Tuttavia, analisti ed esperti avanzano dubbi sul fatto che il governo accoglierà la decisione. E adeguerà il proprio indirizzo politico adempiendo alle indicazioni contenute nella sentenza.
La decisione della Corte costituzionale è frutto di una lunga battaglia legale iniziata oltre 10 anni fa da Huseyin El, che ha lottato a lungo per evitare che la figlia frequentasse lezioni di religione musulmana. Il preside dell’istituto ha insistito affinché Nazli Sirin El, all’epoca studentessa di quarto grado, seguisse i corsi perché solo cittadini cristiani ed ebraici potevano beneficiare dell’esenzione. La famiglia della ragazza segue l’alevismo, una delle molte sette dell’islam che – fra gli altri – celebra i riti nelle case assembleari (cemevi), più che nelle moschee.
Ad al-Monitor l’avvocato Esra Basbakkal, legale della famiglia, spiega che “costringere un genitore a rivelare o documentare la sua fede è una violazione dell’art. 24 della Costituzione” secondo cui “nessuno può essere costretto a rivelare credenze e convinzioni religiose”. Il tribunale di primo grado 13 anni fa ha sentenziato a favore della studentessa in base alle leggi nazionali e alle convenzioni internazionali. Ma il ministero dell’Istruzione si è appellato al Consiglio di Stato, che ha ribaltato la decisione.
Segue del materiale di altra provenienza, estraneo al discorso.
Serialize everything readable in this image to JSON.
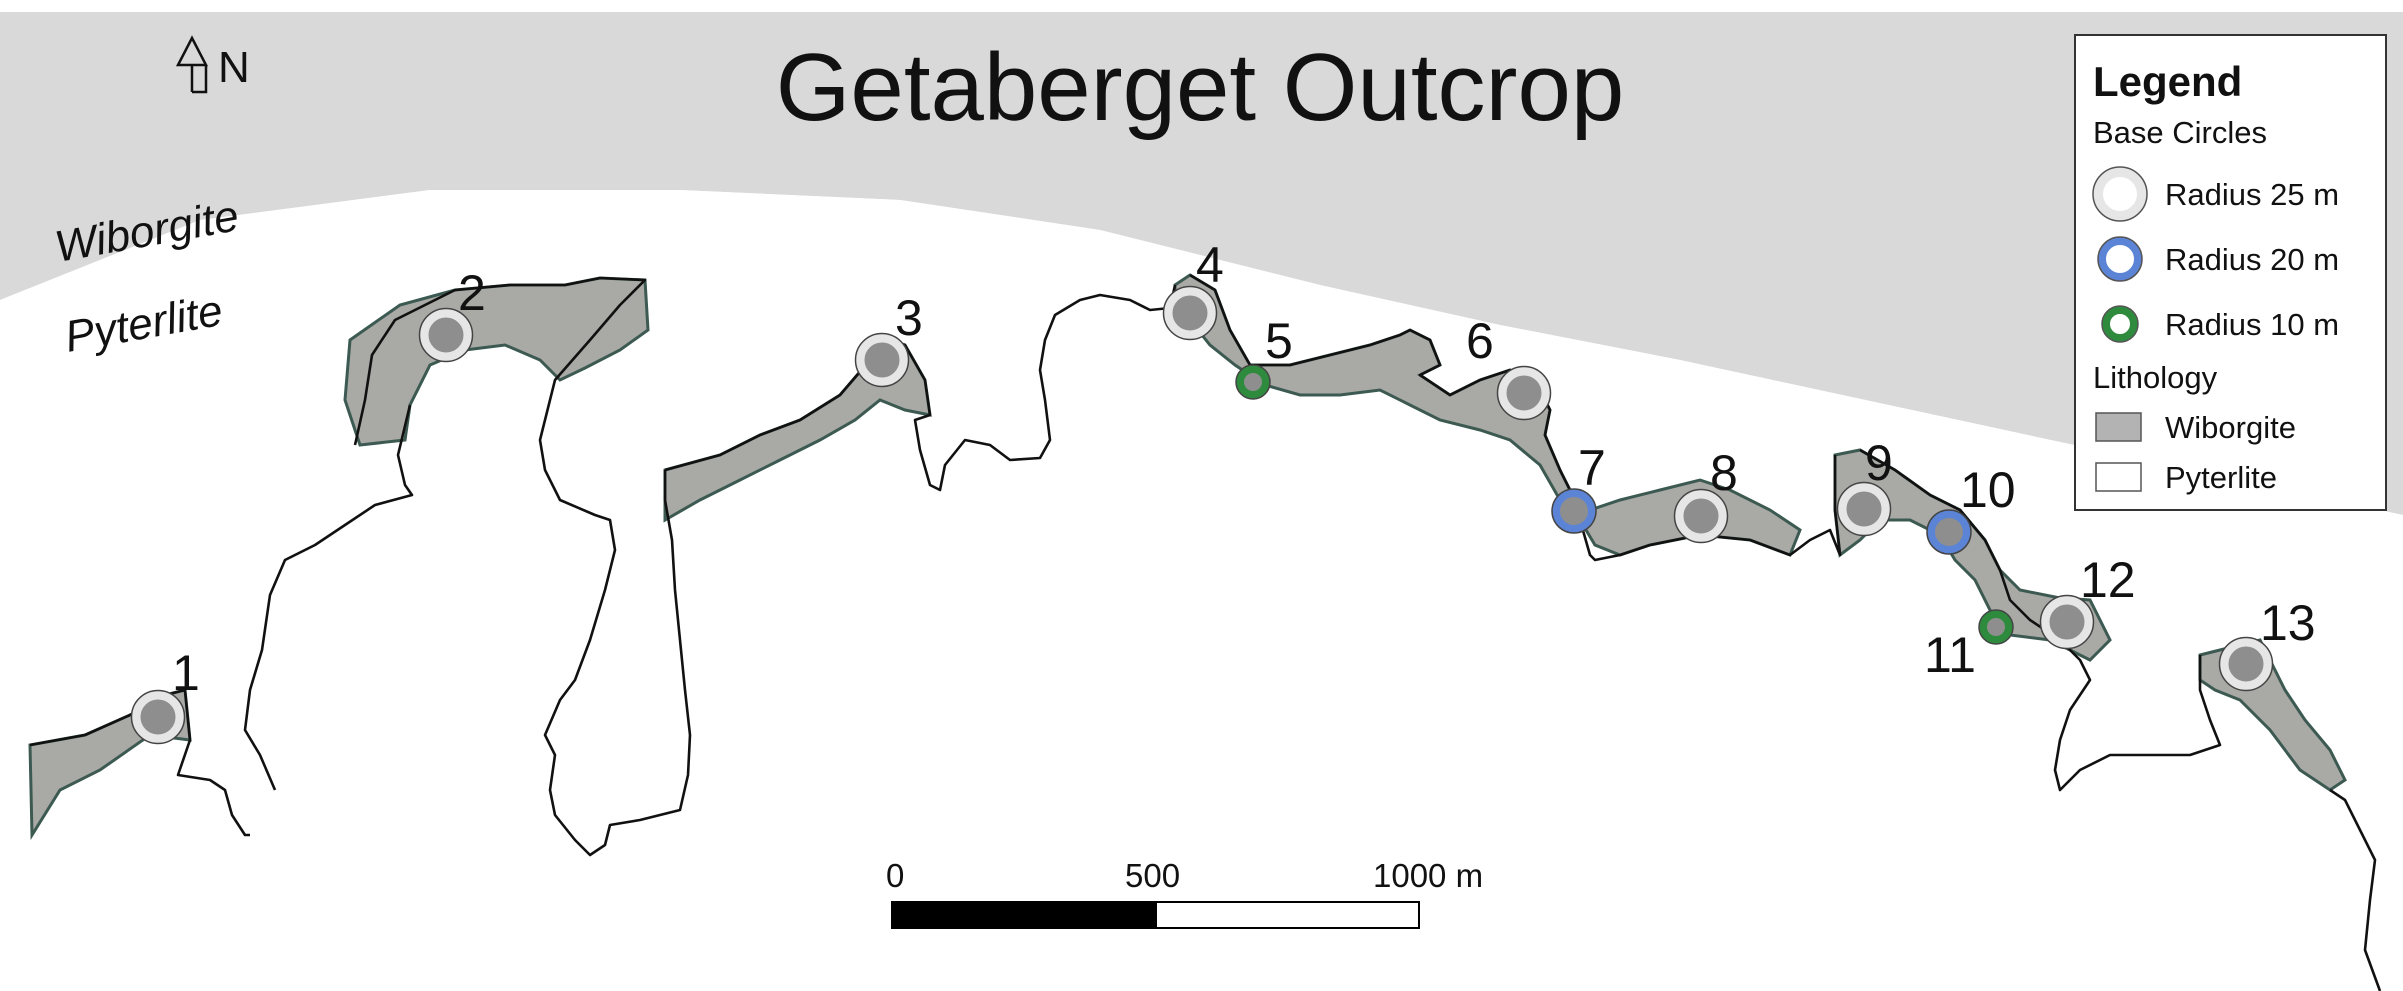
{
  "title": "Getaberget Outcrop",
  "north_arrow": {
    "label": "N"
  },
  "lithology_labels": {
    "upper": "Wiborgite",
    "lower": "Pyterlite"
  },
  "sites": [
    {
      "id": "1",
      "radius_m": 25
    },
    {
      "id": "2",
      "radius_m": 25
    },
    {
      "id": "3",
      "radius_m": 25
    },
    {
      "id": "4",
      "radius_m": 25
    },
    {
      "id": "5",
      "radius_m": 10
    },
    {
      "id": "6",
      "radius_m": 25
    },
    {
      "id": "7",
      "radius_m": 20
    },
    {
      "id": "8",
      "radius_m": 25
    },
    {
      "id": "9",
      "radius_m": 25
    },
    {
      "id": "10",
      "radius_m": 20
    },
    {
      "id": "11",
      "radius_m": 10
    },
    {
      "id": "12",
      "radius_m": 25
    },
    {
      "id": "13",
      "radius_m": 25
    }
  ],
  "scale_bar": {
    "labels": [
      "0",
      "500",
      "1000 m"
    ]
  },
  "legend": {
    "title": "Legend",
    "base_circles_heading": "Base Circles",
    "base_circles": [
      {
        "label": "Radius 25 m",
        "ring_color": "#e6e6e6"
      },
      {
        "label": "Radius 20 m",
        "ring_color": "#5b84d6"
      },
      {
        "label": "Radius 10 m",
        "ring_color": "#2e8b3e"
      }
    ],
    "lithology_heading": "Lithology",
    "lithology": [
      {
        "label": "Wiborgite",
        "color": "#b3b3b3"
      },
      {
        "label": "Pyterlite",
        "color": "#ffffff"
      }
    ]
  },
  "colors": {
    "wiborgite_area": "#d9d9d9",
    "outcrop_fill": "#a9a9a5",
    "circle_inner": "#8e8e8e"
  }
}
Nel 2014 la controversia è arrivata sul tavolo della Corte costituzionale: a distanza di otto anni, il verdetto secondo cui l’obbligo di frequenza alle lezione di fede musulmana sono una violazione dei diritti umani e della famiglia di scegliere il percorso educativo dei figli.
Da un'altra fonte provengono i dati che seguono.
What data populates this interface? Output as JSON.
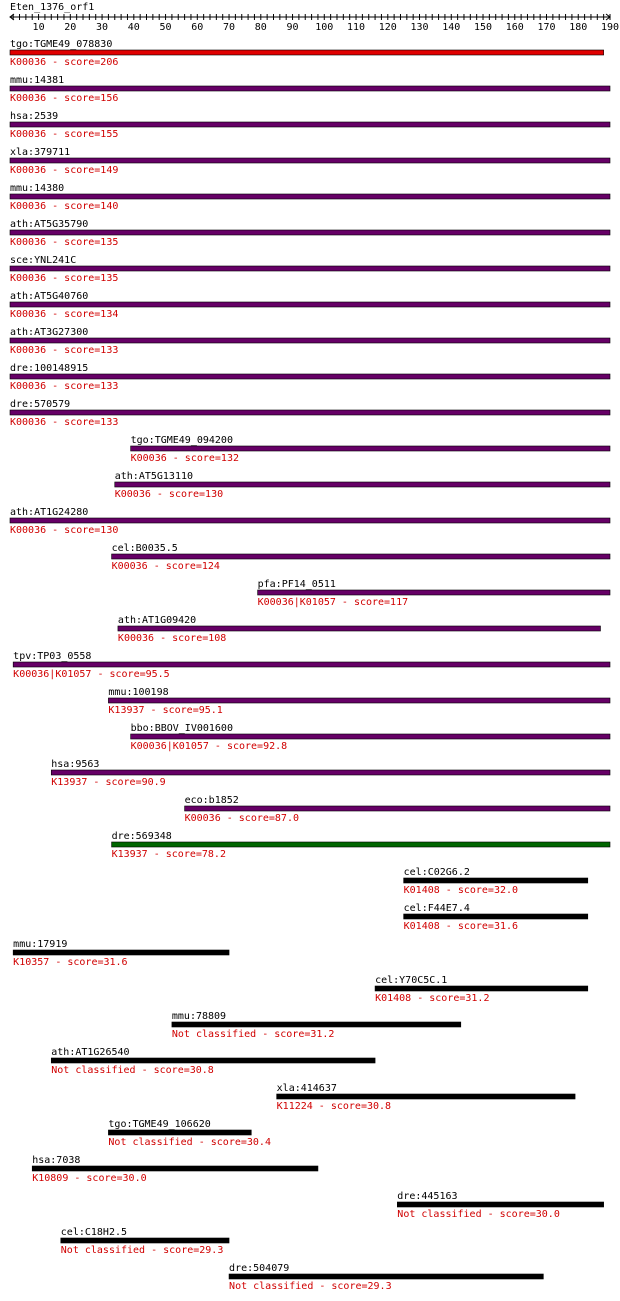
{
  "query": "Eten_1376_orf1",
  "axis": {
    "min": 1,
    "max": 190,
    "ticks": [
      10,
      20,
      30,
      40,
      50,
      60,
      70,
      80,
      90,
      100,
      110,
      120,
      130,
      140,
      150,
      160,
      170,
      180,
      190
    ]
  },
  "colors": {
    "red": "#e00000",
    "purple": "#660066",
    "green": "#006600",
    "black": "#000000",
    "label": "#000000",
    "annotation": "#d00000"
  },
  "hits": [
    {
      "gene": "tgo:TGME49_078830",
      "annotation": "K00036 - score=206",
      "start": 1,
      "end": 188,
      "color": "red"
    },
    {
      "gene": "mmu:14381",
      "annotation": "K00036 - score=156",
      "start": 1,
      "end": 190,
      "color": "purple"
    },
    {
      "gene": "hsa:2539",
      "annotation": "K00036 - score=155",
      "start": 1,
      "end": 190,
      "color": "purple"
    },
    {
      "gene": "xla:379711",
      "annotation": "K00036 - score=149",
      "start": 1,
      "end": 190,
      "color": "purple"
    },
    {
      "gene": "mmu:14380",
      "annotation": "K00036 - score=140",
      "start": 1,
      "end": 190,
      "color": "purple"
    },
    {
      "gene": "ath:AT5G35790",
      "annotation": "K00036 - score=135",
      "start": 1,
      "end": 190,
      "color": "purple"
    },
    {
      "gene": "sce:YNL241C",
      "annotation": "K00036 - score=135",
      "start": 1,
      "end": 190,
      "color": "purple"
    },
    {
      "gene": "ath:AT5G40760",
      "annotation": "K00036 - score=134",
      "start": 1,
      "end": 190,
      "color": "purple"
    },
    {
      "gene": "ath:AT3G27300",
      "annotation": "K00036 - score=133",
      "start": 1,
      "end": 190,
      "color": "purple"
    },
    {
      "gene": "dre:100148915",
      "annotation": "K00036 - score=133",
      "start": 1,
      "end": 190,
      "color": "purple"
    },
    {
      "gene": "dre:570579",
      "annotation": "K00036 - score=133",
      "start": 1,
      "end": 190,
      "color": "purple"
    },
    {
      "gene": "tgo:TGME49_094200",
      "annotation": "K00036 - score=132",
      "start": 39,
      "end": 190,
      "color": "purple"
    },
    {
      "gene": "ath:AT5G13110",
      "annotation": "K00036 - score=130",
      "start": 34,
      "end": 190,
      "color": "purple"
    },
    {
      "gene": "ath:AT1G24280",
      "annotation": "K00036 - score=130",
      "start": 1,
      "end": 190,
      "color": "purple"
    },
    {
      "gene": "cel:B0035.5",
      "annotation": "K00036 - score=124",
      "start": 33,
      "end": 190,
      "color": "purple"
    },
    {
      "gene": "pfa:PF14_0511",
      "annotation": "K00036|K01057 - score=117",
      "start": 79,
      "end": 190,
      "color": "purple"
    },
    {
      "gene": "ath:AT1G09420",
      "annotation": "K00036 - score=108",
      "start": 35,
      "end": 187,
      "color": "purple"
    },
    {
      "gene": "tpv:TP03_0558",
      "annotation": "K00036|K01057 - score=95.5",
      "start": 2,
      "end": 190,
      "color": "purple"
    },
    {
      "gene": "mmu:100198",
      "annotation": "K13937 - score=95.1",
      "start": 32,
      "end": 190,
      "color": "purple"
    },
    {
      "gene": "bbo:BBOV_IV001600",
      "annotation": "K00036|K01057 - score=92.8",
      "start": 39,
      "end": 190,
      "color": "purple"
    },
    {
      "gene": "hsa:9563",
      "annotation": "K13937 - score=90.9",
      "start": 14,
      "end": 190,
      "color": "purple"
    },
    {
      "gene": "eco:b1852",
      "annotation": "K00036 - score=87.0",
      "start": 56,
      "end": 190,
      "color": "purple"
    },
    {
      "gene": "dre:569348",
      "annotation": "K13937 - score=78.2",
      "start": 33,
      "end": 190,
      "color": "green"
    },
    {
      "gene": "cel:C02G6.2",
      "annotation": "K01408 - score=32.0",
      "start": 125,
      "end": 183,
      "color": "black"
    },
    {
      "gene": "cel:F44E7.4",
      "annotation": "K01408 - score=31.6",
      "start": 125,
      "end": 183,
      "color": "black"
    },
    {
      "gene": "mmu:17919",
      "annotation": "K10357 - score=31.6",
      "start": 2,
      "end": 70,
      "color": "black"
    },
    {
      "gene": "cel:Y70C5C.1",
      "annotation": "K01408 - score=31.2",
      "start": 116,
      "end": 183,
      "color": "black"
    },
    {
      "gene": "mmu:78809",
      "annotation": "Not classified - score=31.2",
      "start": 52,
      "end": 143,
      "color": "black"
    },
    {
      "gene": "ath:AT1G26540",
      "annotation": "Not classified - score=30.8",
      "start": 14,
      "end": 116,
      "color": "black"
    },
    {
      "gene": "xla:414637",
      "annotation": "K11224 - score=30.8",
      "start": 85,
      "end": 179,
      "color": "black"
    },
    {
      "gene": "tgo:TGME49_106620",
      "annotation": "Not classified - score=30.4",
      "start": 32,
      "end": 77,
      "color": "black"
    },
    {
      "gene": "hsa:7038",
      "annotation": "K10809 - score=30.0",
      "start": 8,
      "end": 98,
      "color": "black"
    },
    {
      "gene": "dre:445163",
      "annotation": "Not classified - score=30.0",
      "start": 123,
      "end": 188,
      "color": "black"
    },
    {
      "gene": "cel:C18H2.5",
      "annotation": "Not classified - score=29.3",
      "start": 17,
      "end": 70,
      "color": "black"
    },
    {
      "gene": "dre:504079",
      "annotation": "Not classified - score=29.3",
      "start": 70,
      "end": 169,
      "color": "black"
    }
  ]
}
“Una decisione troppo a lungo rimandata, ma che va nella giusta direzione” commenta Orhan Kemal Cengiz, avvocato pro diritti umani che ha seguito nel tempo la vicenda della famiglia El e altre due storie simili. “I tribunali locali – aggiunge – spesso ignorano le decisioni della Corte europea, ma ora devono prestare attenzione a quelle della Corte costituzionale”. Diversi i commenti della fazione radicale e conservatrice; critiche giungono anche da esponenti del partito di governo sebbene le più alte cariche, presidente compreso, per ora non hanno commentato. Il quotidiano ultra-conservatore Yeni Akit definisce uno “scandalo” la scelta dei giudici costituzionali. Mehmet Akif Yilmaz, membro del Partito di Giustizia e sviluppo (Akp) e membro della Commissione per l’istruzione, definisce un “tradimento” stabilire che lezioni di religione “in questa terra benedetta dall’islam” possano essere giudicate una “violazione ai diritti umani. La nostra gente – aggiunge – non permetterà un simile tradimento” dei valori.
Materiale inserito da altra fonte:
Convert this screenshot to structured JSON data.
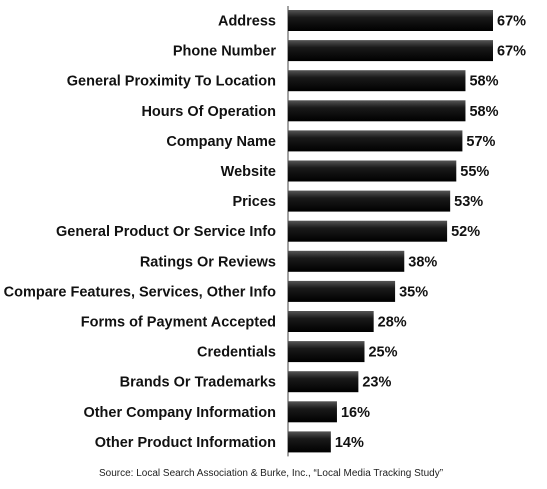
{
  "chart_data": {
    "type": "bar",
    "orientation": "horizontal",
    "categories": [
      "Address",
      "Phone Number",
      "General Proximity To Location",
      "Hours Of Operation",
      "Company Name",
      "Website",
      "Prices",
      "General Product Or Service Info",
      "Ratings Or Reviews",
      "Compare Features, Services, Other Info",
      "Forms of Payment Accepted",
      "Credentials",
      "Brands Or Trademarks",
      "Other Company Information",
      "Other Product Information"
    ],
    "values": [
      67,
      67,
      58,
      58,
      57,
      55,
      53,
      52,
      38,
      35,
      28,
      25,
      23,
      16,
      14
    ],
    "value_labels": [
      "67%",
      "67%",
      "58%",
      "58%",
      "57%",
      "55%",
      "53%",
      "52%",
      "38%",
      "35%",
      "28%",
      "25%",
      "23%",
      "16%",
      "14%"
    ],
    "xlim": [
      0,
      67
    ],
    "grid": false,
    "bar_color": "#0d0d0d"
  },
  "source_note": "Source: Local Search Association & Burke, Inc., “Local Media Tracking Study”"
}
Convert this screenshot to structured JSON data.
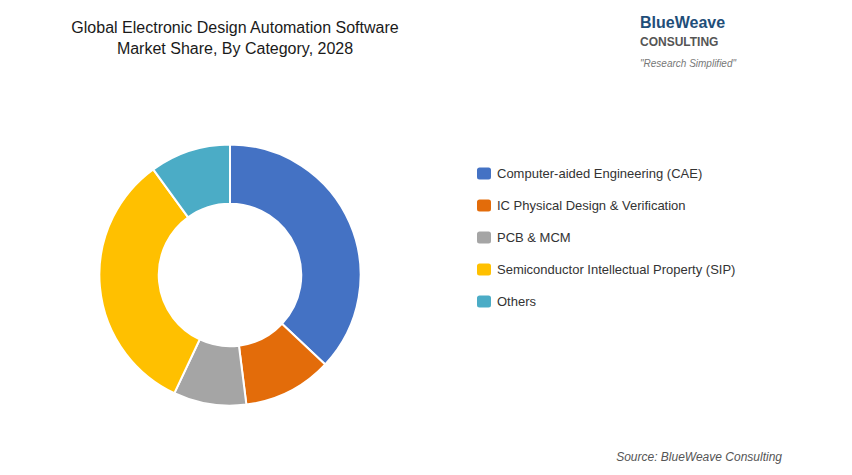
{
  "chart_data": {
    "type": "pie",
    "title": "Global Electronic Design Automation Software\nMarket Share, By Category, 2028",
    "categories": [
      "Computer-aided Engineering (CAE)",
      "IC Physical Design & Verification",
      "PCB & MCM",
      "Semiconductor Intellectual Property (SIP)",
      "Others"
    ],
    "values": [
      37,
      11,
      9,
      33,
      10
    ],
    "colors": [
      "#4472C4",
      "#E36C0A",
      "#A5A5A5",
      "#FFC000",
      "#4BACC6"
    ],
    "legend": "right",
    "annotations": [
      "Source: BlueWeave Consulting",
      "BlueWeave",
      "CONSULTING",
      "\"Research Simplified\""
    ]
  }
}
Le classi di religione erano facoltative fino al golpe militare del 1980. Il governo dei generali guidato da Kenan Evren ha stabilito l’obbligo della frequenza, con lo scopo di controllarne l’insegnamento ed evitare derive radicali o fanatiche inserendolo nella Costituzione del 1982. In realtà, le classi hanno per lo più alimentato un islam sunnita che ha esasperato il disagio di molti studenti e genitori laici, che chiedevano più storia delle religioni e meno precetti islamici.
L’ora di religione obbligatoria è una cartina di tornasole per misurare lo stravolgimento dei valori laici in materia di istruzione, rispetto ai primi governi repubblicani. Una escalation che si è andata rafforzando con l’ascesa al potere dell’Akp nel 2002 e l’introduzione di un nuovo sistema scolastico nel 2012 con altri corsi “opzionali”: Corano, Vita del profeta Maometto e Conoscenza religiosa di base. Nella maggior parte dei casi sono diventati obbligatori, perché non vi erano alternative. Per l’avvocato Basbakkal, la scelta migliore sarebbe quella di renderle volontarie ma, vista la posizione del governo, sembra assai improbabile un simile, per quanto auspicato, cambiamento. A settembre, Diyanet (il ministero per gli Affari religiosi) ha annunciato l’intenzione di introdurre corsi obbligatori di Corano ai bambini in età prescolare e sono allo studio corsi pilota in diverse città.